Un nouveau pavé à lire, ça fait toujours plaisir ! Non ? En guise de court préambule, je souhaite simplement réaffirmer que ces articles ne sont pas là pour imposer mon opinion ou revendiquer une quelconque autorité. C’est tout simplement une façon pour moi d’explorer des sujets qui gravitent autour de mon activité (encore jeune) et qui me permettent de me questionner. Ceci étant fait, commençons.

De prime abord, le format pourrait être considéré comme peu ou pas important en cela qu’il relève seulement du support de l’œuvre et qu’il est, par conséquent, plutôt secondaire.

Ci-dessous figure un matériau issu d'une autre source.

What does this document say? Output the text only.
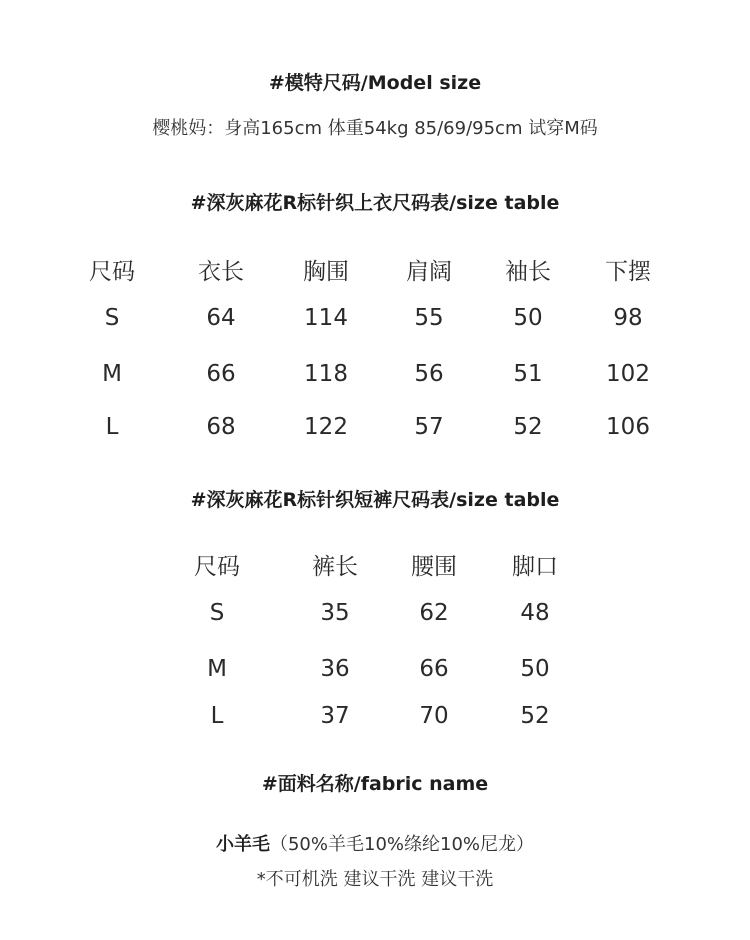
#模特尺码/Model size
樱桃妈：身高165cm 体重54kg 85/69/95cm 试穿M码
#深灰麻花R标针织上衣尺码表/size table
尺码	衣长	胸围	肩阔	袖长	下摆
S	64	114	55	50	98
M	66	118	56	51	102
L	68	122	57	52	106
#深灰麻花R标针织短裤尺码表/size table
尺码	裤长	腰围	脚口
S	35	62	48
M	36	66	50
L	37	70	52
#面料名称/fabric name
小羊毛（50%羊毛10%绦纶10%尼龙）
*不可机洗 建议干洗 建议干洗
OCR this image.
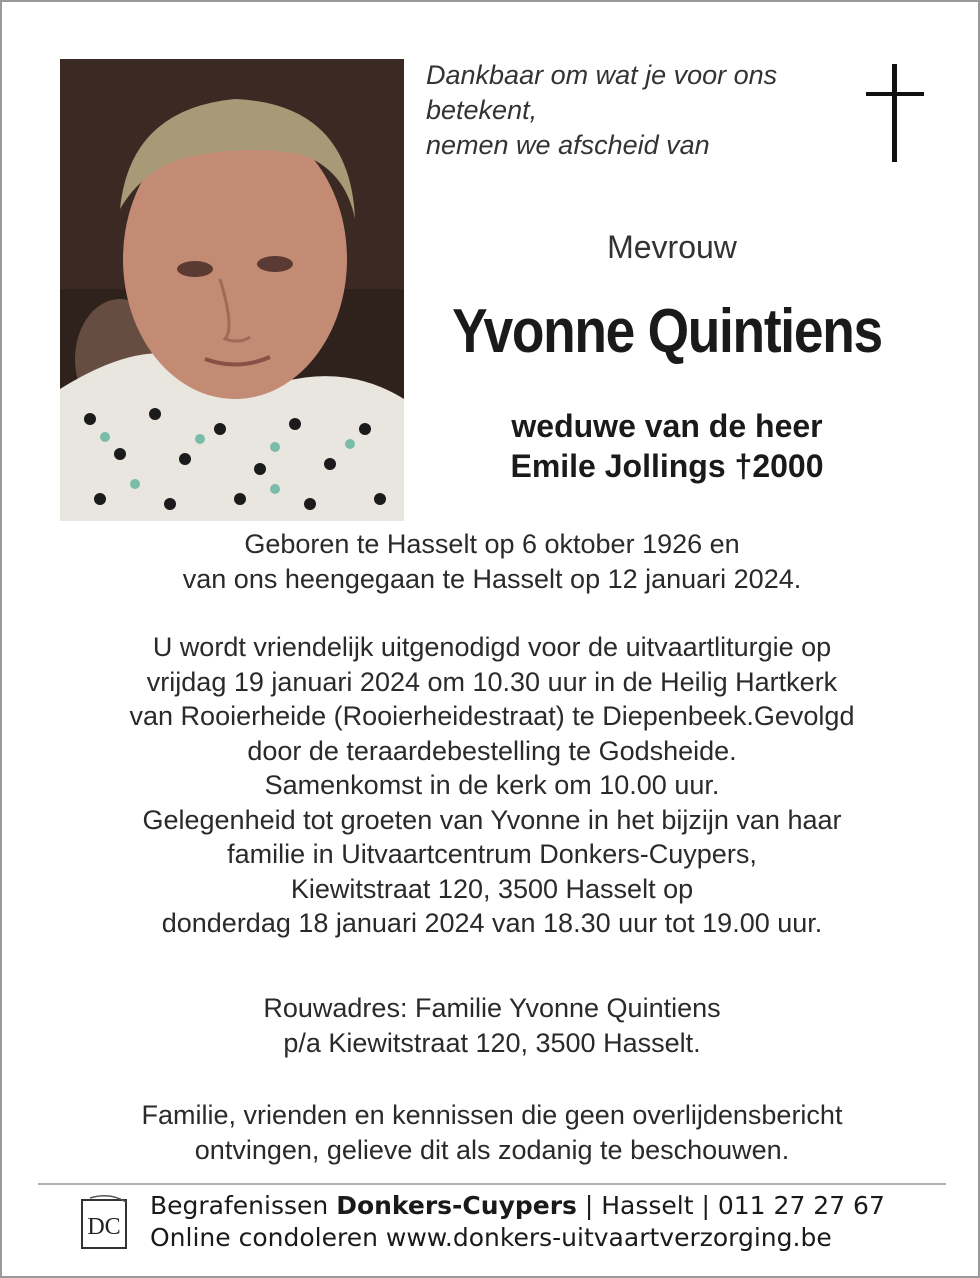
Dankbaar om wat je voor ons
betekent,
nemen we afscheid van
Mevrouw
Yvonne Quintiens
weduwe van de heer
Emile Jollings †2000
Geboren te Hasselt op 6 oktober 1926 en
van ons heengegaan te Hasselt op 12 januari 2024.
U wordt vriendelijk uitgenodigd voor de uitvaartliturgie op
vrijdag 19 januari 2024 om 10.30 uur in de Heilig Hartkerk
van Rooierheide (Rooierheidestraat) te Diepenbeek.Gevolgd
door de teraardebestelling te Godsheide.
Samenkomst in de kerk om 10.00 uur.
Gelegenheid tot groeten van Yvonne in het bijzijn van haar
familie in Uitvaartcentrum Donkers-Cuypers,
Kiewitstraat 120, 3500 Hasselt op
donderdag 18 januari 2024 van 18.30 uur tot 19.00 uur.
Rouwadres: Familie Yvonne Quintiens
p/a Kiewitstraat 120, 3500 Hasselt.
Familie, vrienden en kennissen die geen overlijdensbericht
ontvingen, gelieve dit als zodanig te beschouwen.
DC
Begrafenissen Donkers-Cuypers | Hasselt | 011 27 27 67
Online condoleren www.donkers-uitvaartverzorging.be
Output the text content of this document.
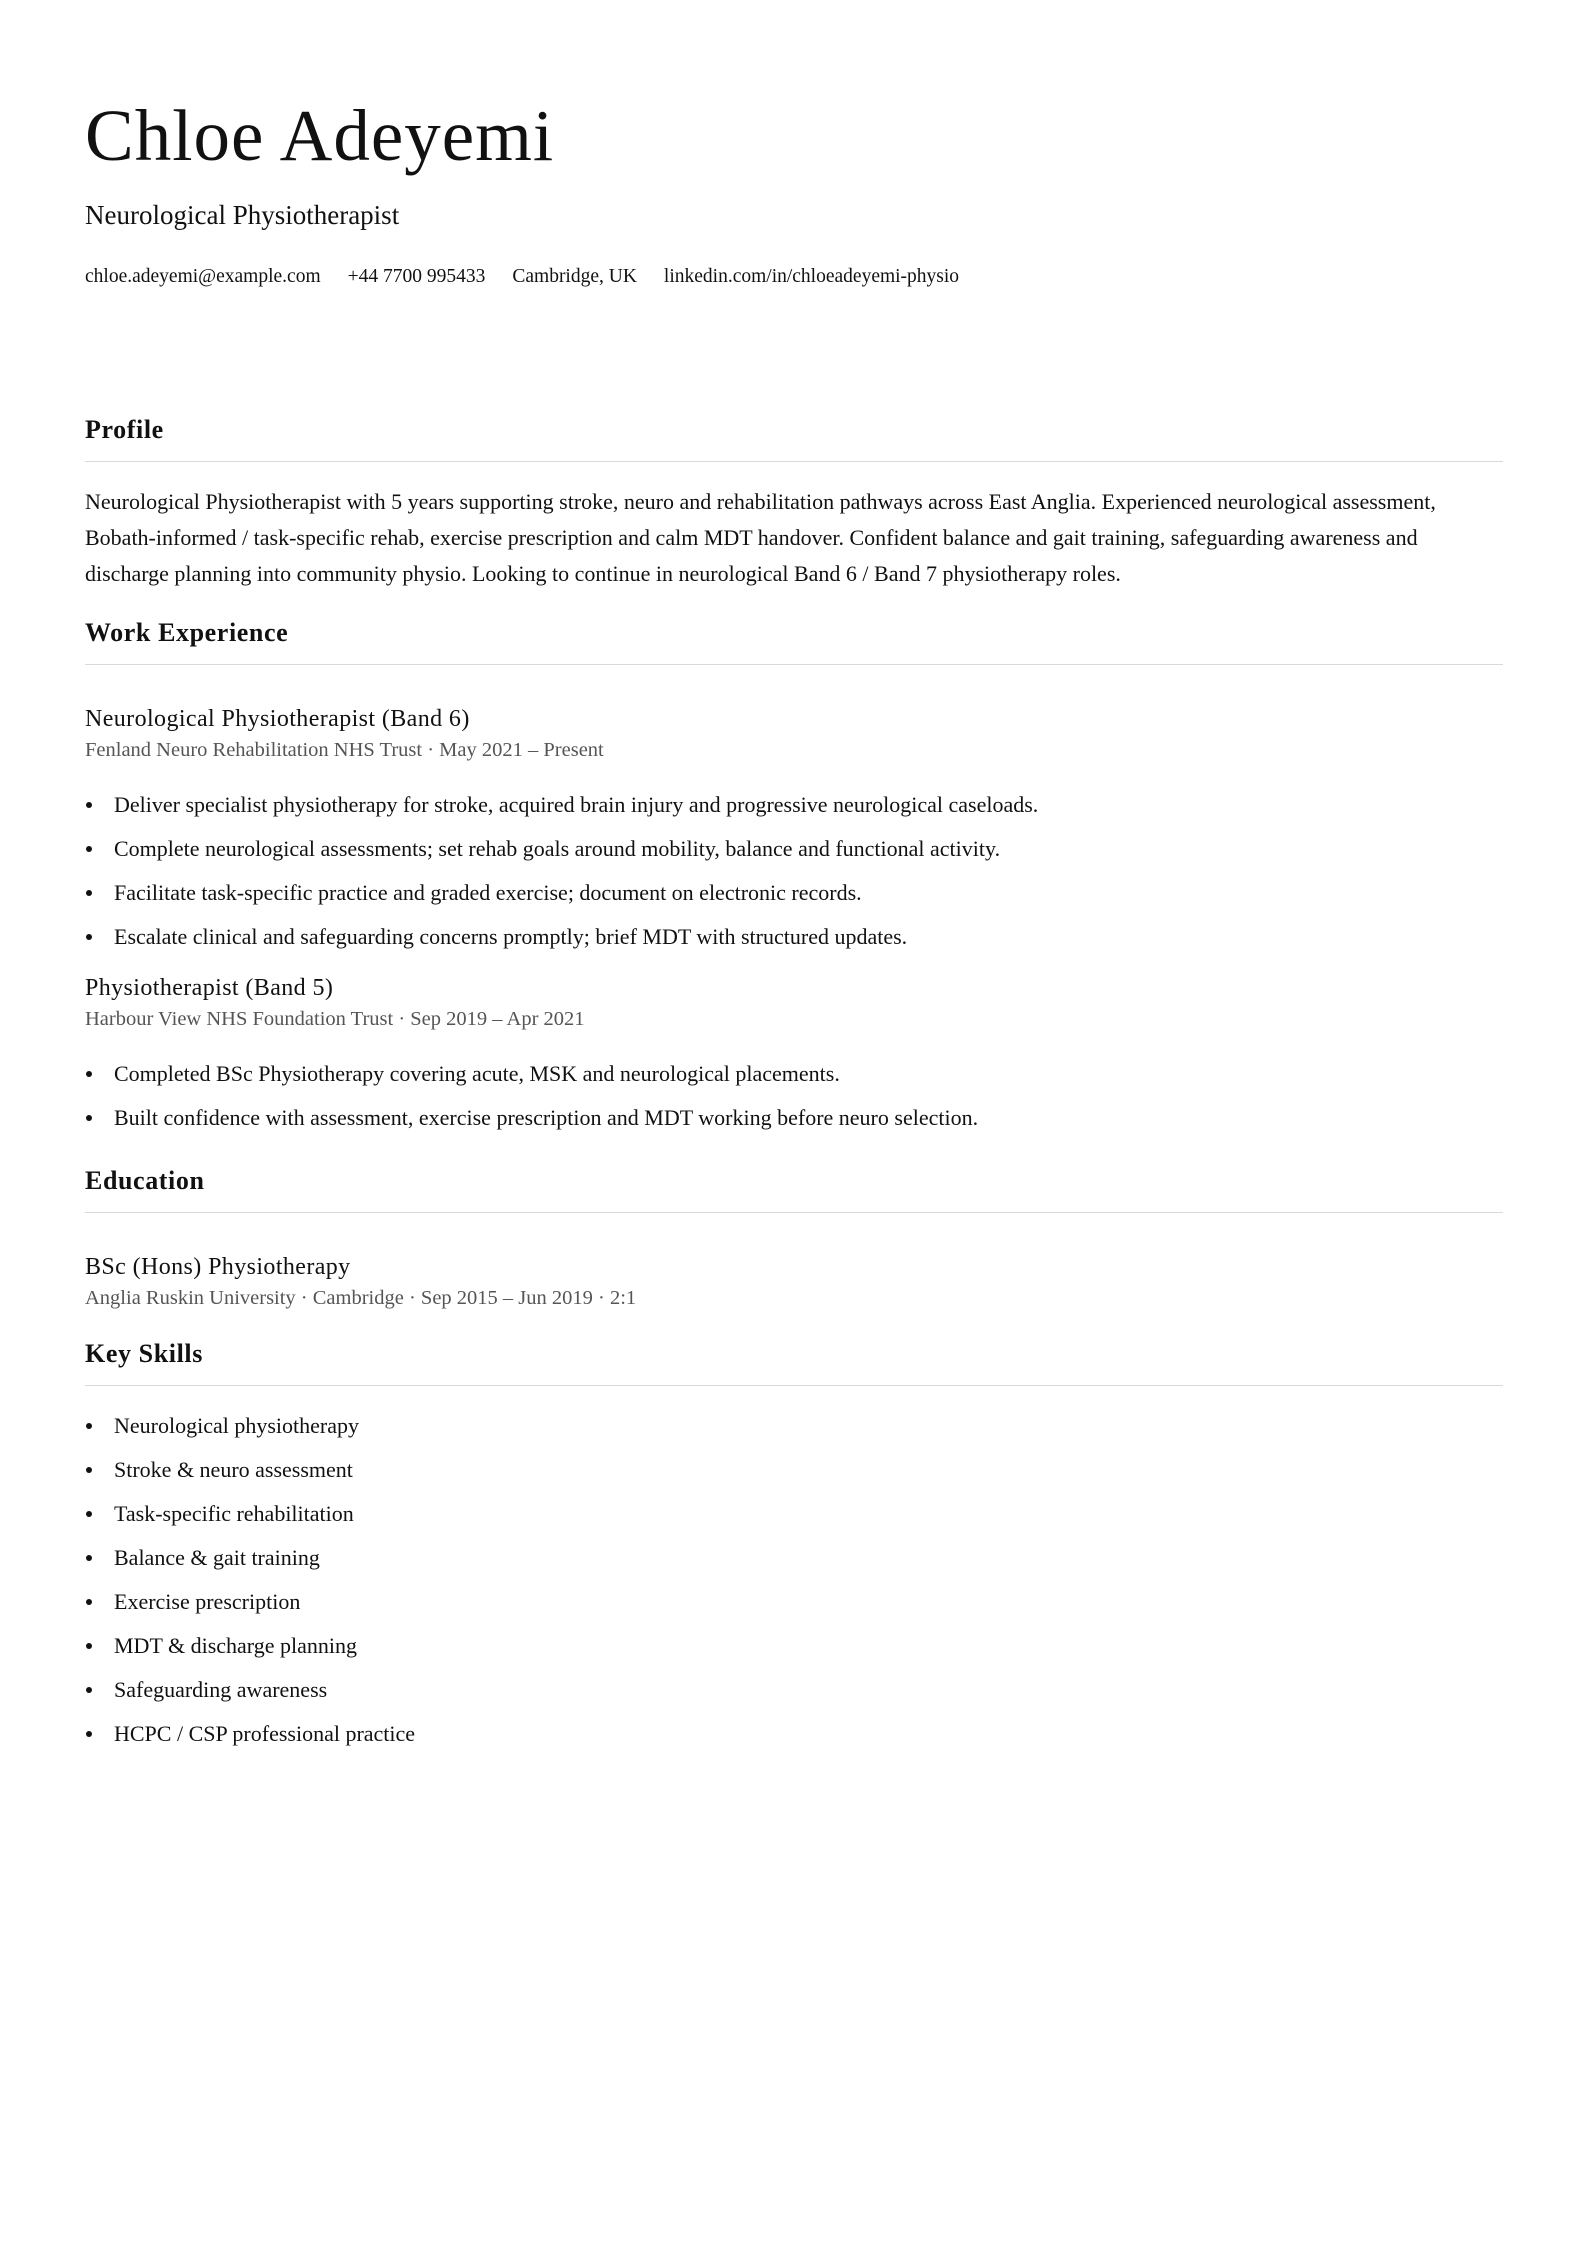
Chloe Adeyemi
Neurological Physiotherapist
chloe.adeyemi@example.com +44 7700 995433 Cambridge, UK linkedin.com/in/chloeadeyemi-physio
Profile

Neurological Physiotherapist with 5 years supporting stroke, neuro and rehabilitation pathways across East Anglia. Experienced neurological assessment, Bobath-informed / task-specific rehab, exercise prescription and calm MDT handover. Confident balance and gait training, safeguarding awareness and discharge planning into community physio. Looking to continue in neurological Band 6 / Band 7 physiotherapy roles.

Work Experience
Neurological Physiotherapist (Band 6)
Fenland Neuro Rehabilitation NHS Trust · May 2021 – Present
Deliver specialist physiotherapy for stroke, acquired brain injury and progressive neurological caseloads.
Complete neurological assessments; set rehab goals around mobility, balance and functional activity.
Facilitate task-specific practice and graded exercise; document on electronic records.
Escalate clinical and safeguarding concerns promptly; brief MDT with structured updates.
Physiotherapist (Band 5)
Harbour View NHS Foundation Trust · Sep 2019 – Apr 2021
Completed BSc Physiotherapy covering acute, MSK and neurological placements.
Built confidence with assessment, exercise prescription and MDT working before neuro selection.
Education
BSc (Hons) Physiotherapy
Anglia Ruskin University · Cambridge · Sep 2015 – Jun 2019 · 2:1
Key Skills
Neurological physiotherapy
Stroke & neuro assessment
Task-specific rehabilitation
Balance & gait training
Exercise prescription
MDT & discharge planning
Safeguarding awareness
HCPC / CSP professional practice
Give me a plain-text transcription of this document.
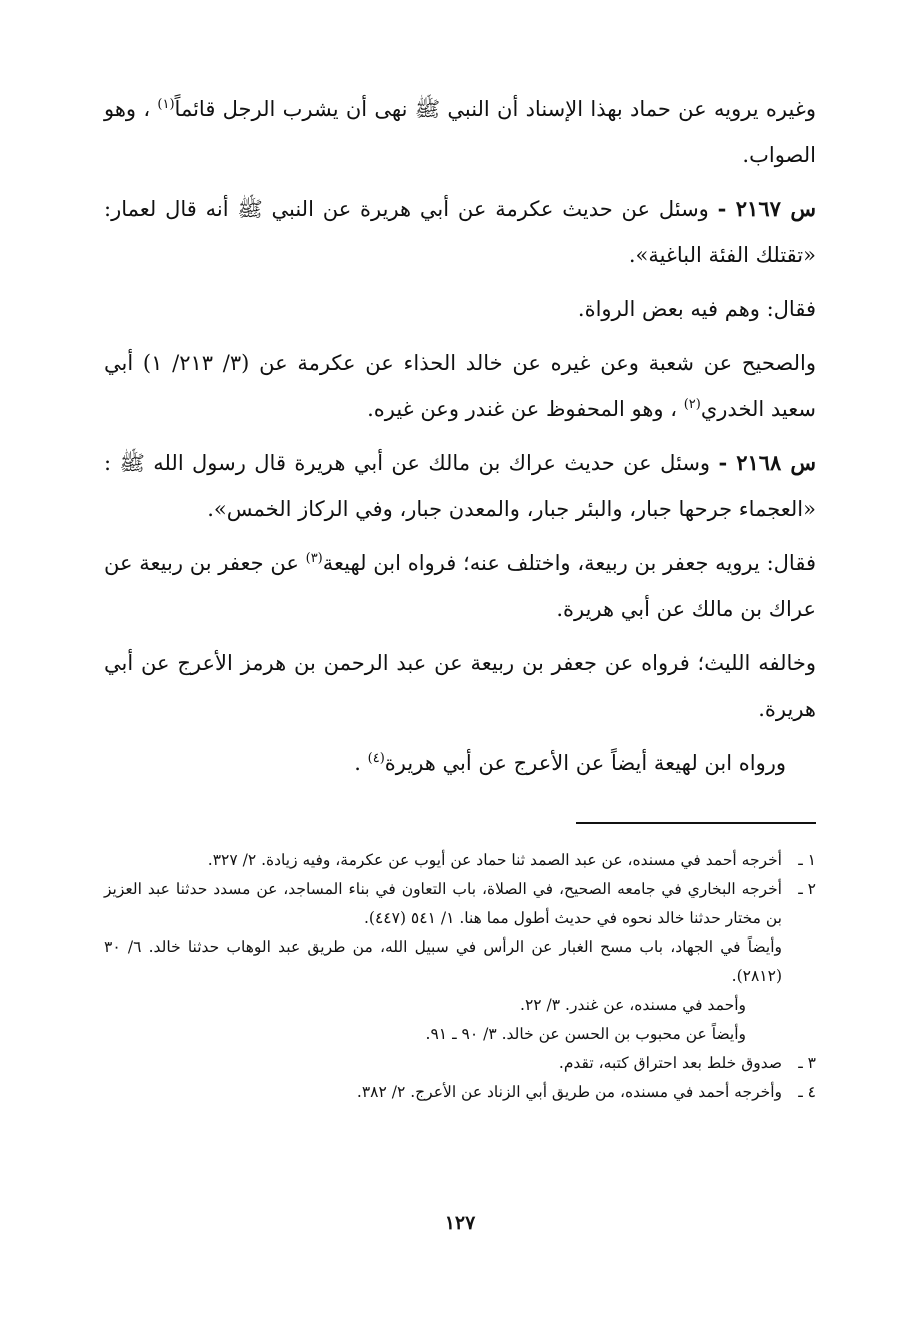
وغيره يرويه عن حماد بهذا الإسناد أن النبي ﷺ نهى أن يشرب الرجل قائماً$^{(١)}$ ، وهو الصواب.

س ٢١٦٧ - وسئل عن حديث عكرمة عن أبي هريرة عن النبي ﷺ أنه قال لعمار: «تقتلك الفئة الباغية».

فقال: وهم فيه بعض الرواة.

والصحيح عن شعبة وعن غيره عن خالد الحذاء عن عكرمة عن (٣/ ٢١٣/ ١) أبي سعيد الخدري$^{(٢)}$ ، وهو المحفوظ عن غندر وعن غيره.

س ٢١٦٨ - وسئل عن حديث عراك بن مالك عن أبي هريرة قال رسول الله ﷺ : «العجماء جرحها جبار، والبئر جبار، والمعدن جبار، وفي الركاز الخمس».

فقال: يرويه جعفر بن ربيعة، واختلف عنه؛ فرواه ابن لهيعة$^{(٣)}$ عن جعفر بن ربيعة عن عراك بن مالك عن أبي هريرة.

وخالفه الليث؛ فرواه عن جعفر بن ربيعة عن عبد الرحمن بن هرمز الأعرج عن أبي هريرة.

ورواه ابن لهيعة أيضاً عن الأعرج عن أبي هريرة$^{(٤)}$ .

١ ـ
أخرجه أحمد في مسنده، عن عبد الصمد ثنا حماد عن أيوب عن عكرمة، وفيه زيادة. ٢/ ٣٢٧.
٢ ـ
أخرجه البخاري في جامعه الصحيح، في الصلاة، باب التعاون في بناء المساجد، عن مسدد حدثنا عبد العزيز بن مختار حدثنا خالد نحوه في حديث أطول مما هنا. ١/ ٥٤١ (٤٤٧).
وأيضاً في الجهاد، باب مسح الغبار عن الرأس في سبيل الله، من طريق عبد الوهاب حدثنا خالد. ٦/ ٣٠ (٢٨١٢).
وأحمد في مسنده، عن غندر. ٣/ ٢٢.
وأيضاً عن محبوب بن الحسن عن خالد. ٣/ ٩٠ ـ ٩١.
٣ ـ
صدوق خلط بعد احتراق كتبه، تقدم.
٤ ـ
وأخرجه أحمد في مسنده، من طريق أبي الزناد عن الأعرج. ٢/ ٣٨٢.
١٢٧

Une peinture qui a su nous capturer, nous émouvoir, nous transporter, pourrait tout à fait réitérer cet exploit quelle que soit sa taille. Après tout, si le support s’agrandit ou se rétrécit, cela n’a que peu de conséquences sur le sujet de l’œuvre. C’est ce que l’on pourrait se dire. Pourtant, le format découle directement de l’idée et est donc un composant crucial dans l’élaboration d’une peinture. Le format ne fait pas que contenir cette peinture mais il la conditionne également. Bien sûr, n’importe quelle composition pourrait être adaptée à n’importe quel format qui respecte les mêmes proportions. Il suffirait pour que cela fonctionne de changer en conséquence l’échelle de la composition afin qu’elle s’adapte et qu’elle passe d’un format A4 à un format A0 par exemple. De même, une image pensée au format panoramique pourrait être retravaillée pour s’adapter à un format carré. Toutefois ces choix, qui pourraient paraître anodins pour certains, ne sont pas sans effet et on aurait tort de les sous-estimer. Guernica de Pablo Picasso est un tableau saisissant. Cela tient au sujet en premier lieu et au style en second lieu. Mais cela est aussi (et peut-être surtout) directement lié à la taille peu commune du tableau. Difficile d’imaginer un tel impact sur le spectateur si ce tableau avait été peint dans un format plus petit comme du 60 x 120 cm par exemple. C’est pourtant déjà une belle taille pour un tableau mais pour rappel, cette peinture mesure 3,5 x 7,8 m. On peut sans mal deviner que le choix de ces dimensions hors normes n’est pas un hasard ou une lubie, que l’artiste aura fait ce choix de manière délibérée et que cela participe activement à l’impact que la toile a sur nous. Tout ce que je viens d’écrire peut sembler évident à certains, ou carrément idiot, mais je pense qu’il est bon de le rappeler : on a tous un peu tendance à négliger cet aspect d’une œuvre comme dit plus haut.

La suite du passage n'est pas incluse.